Komentar lain datang dari seorang tokoh sastra Umar Kayam dalam artikelnya yang berjudul "Usmar Bicara tentang Usmar", dimuat di Kedaulatan Rakyat, 21 September 1987. Dalam pandangan Umar Kayam, Usmar Ismail bukan hanya seorang sineas, melainkan juga seorang intelektual, guru, dramawan, dan wartawan. Film yang dibuat Usmar Ismail mengandung nilai seni yang dalam dan mempunyai nilai artistik sehingga dalam setiap filmnya, ia senantiasa meninggalkan pesan-pesan kehidupan. Pemilihan masalah yang diungkapkan Usmar Ismail hingga kini masih aktual, sehingga sampai saat ini pun film-film Usmar Ismail masih tetap dikenang.

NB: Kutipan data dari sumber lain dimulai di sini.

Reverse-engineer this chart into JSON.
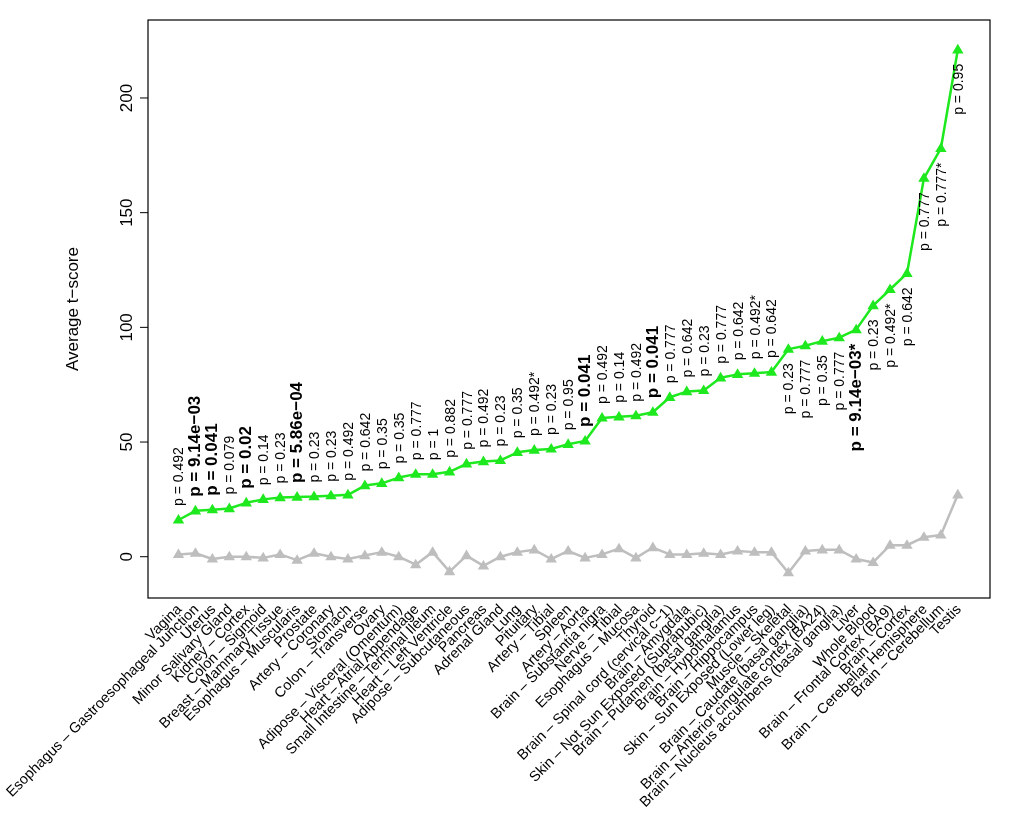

Penghargaan yang pernah diterima oleh Usmar Ismail, antara lain, (1) Piagam Diploma Di Partecipazionale Mostra Internazionale D` Arte Cinematografica yang dianugerahkan kepada Usmar Ismail oleh Presidente Biennale di Venezia pada tahun 1959; (2) Piagam Widjajakusuma yang dianugerahkan kepada Usmar Ismail oleh Presiden Republik Indonesia (Soekarno) pada 17 Agustus 1962; (3) penghargaan warga teladan yang dianugerahkan kepada Usmar Ismail oleh Gubernur DKI Djakarta pada tanggal 22 Juni 1971. Penghargaan lain yang menggunakan nama Usmar Ismail sebagai tonggak perkembangan kebudayaan adalah (1) Piala Citra Usmar Ismail dianugerahkan kepada Penulisan Kritik Film Terbaik oleh Panitia FFI pada tahun 1982, (2) Piala Citra Usmar Ismail diberikan untuk Penulisan Kritik Film Terbaik pertama kali pada Festival Film Indonesia Tahun 1982, (3) piagam Dewan Film Nasional (DFN) yang dianugerahkan kepada Usmar Ismail oleh Menteri Penerangan (Harmoko) pada 6 Agustus 1985, (4) piagam Tanda Kehormatan Bintang Mahaputra Utama dianugerahkan kepada Usmar Ismail oleh Presiden Republik Indonesia pada tanggal 30 Juni 1996. Piagam Tanda Kehormatan Satyalencana Kebudayaan ianugerahkan kepada Usmar Ismail oleh presiden Republik Indonesia pada tanggal 06 Agustus 1997. Sebagai penghargaan terhadap ketokohannya dalam dunia film pemerintah DKI Jakarta mendirikan Pusat Perfilman H. Usmar Ismail yang diresmikan penggunaannya pada 20 Oktober 1975 dan organisasi pengelolanya ditetapkan dengan Surat Keputusan Gubernur DKI Jakarta, Nomor D.III-4835/7/75 tanggal 24 Agustus 1975.